Dann spielte der spanisch-niederländische Krieg eine Rolle und es kamen die Interessen Frankreichs hinzu. Jedes Scharmützel auf deutschem Territorium bot Implikationen für das zu einem internationalen Konflikt ausgeweiteten Geschehen. Was Münkler gelingt, ist eine strukturelle Analyse des Geschehens in seiner Vielschichtigkeit. Positiv hinzu kommt, dass er sich nicht dazu hinreißen lässt, die heutige Lage im Vorderen Orient komplett mit der des Dreißigjährigen Krieges zu vergleichen. Wo es Analogien, zeigt er diese jedoch auf. In diesem Kontext zitiert er Ernst Blochs These von der Gleichzeitigkeit des Ungleichzeitigen, was als gedanklicher Hinweis sehr nützlich ist. 

Der Westfälische Frieden, mit dem der Dreißigjährige Krieg beendet wurde, wurde vor allem in der amerikanischen Literatur als „Westfalian Order“ beschrieben und markiert einen Punkt in der Entwicklung zwischenstaatlicher Beziehungen und der Disziplin, die sie gestaltet, der Diplomatie.

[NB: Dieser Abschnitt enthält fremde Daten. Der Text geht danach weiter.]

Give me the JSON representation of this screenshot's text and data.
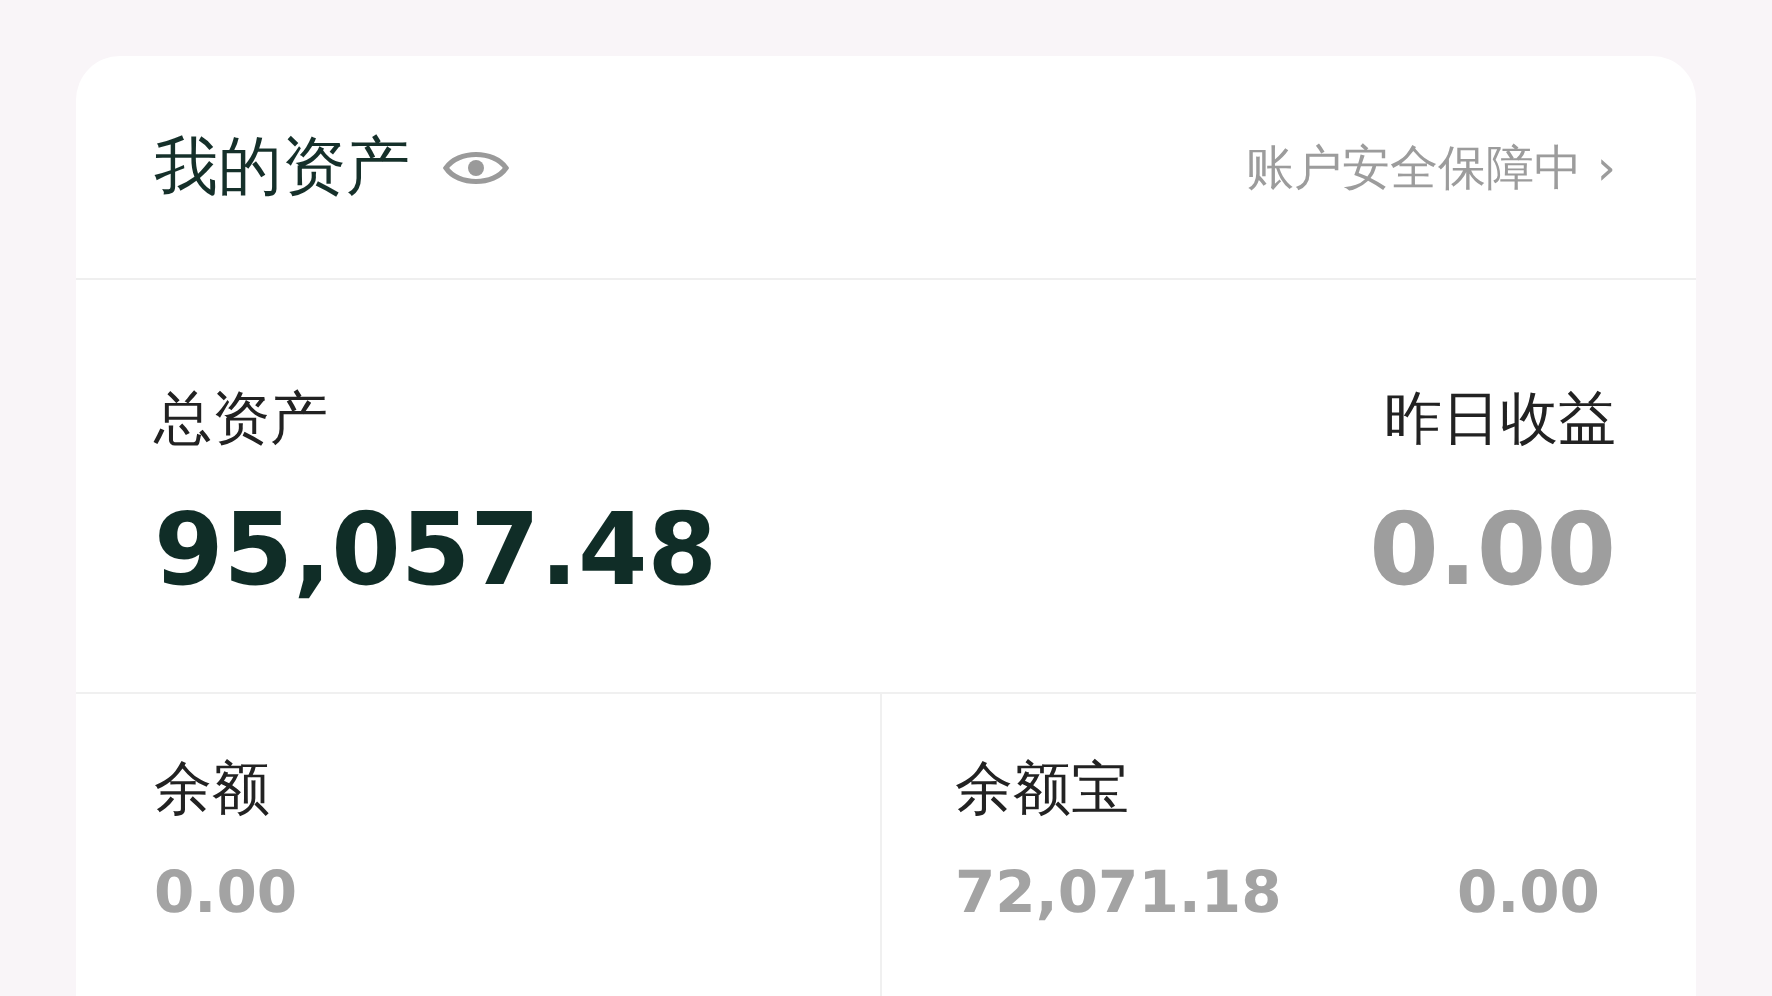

Spätestens seit Henry Kissinger’s Buch „World Order“ wird darüber gesprochen, diese Zeit sei nun vorüber. Damit ist gemeint, dass sich in dem Dokument zu Münster alle Seiten darauf verständigten, religiöse Fragen beim Umgang miteinander außen vor zu lassen und sich auf etwas zu einigen, was heute als das Prinzip der Nichteinmischung in die inneren Angelegenheiten des Gegenübers beschrieben werden kann. Ein Blick in die täglichen Nachrichten vermittelt ein Bild darüber, wie es sich damit verhält.

Eine andere Schlussfolgerung des Jahrzehnte langen Krieges war die Monopolisierung und staatliche Unterhaltung der Heere und das damit verbundene Geschäftsmodell der Warlords. Auch das hat sich geändert und unter diesem Aspekt sind die gegenwärtigen Konflikte in der Welt um ein wesentliches, kaum politisch rationalisierterer Motiv angereichert.

Die hegemonialen Interessen sind nach dem Westfälischen Frieden nicht verschwunden. Aber die religiösen und weltanschaulichen Motive wurden domestiziert und die Söldnerheere eliminiert. Gegenwärtig sind alle drei Faktoren wieder im Spiel.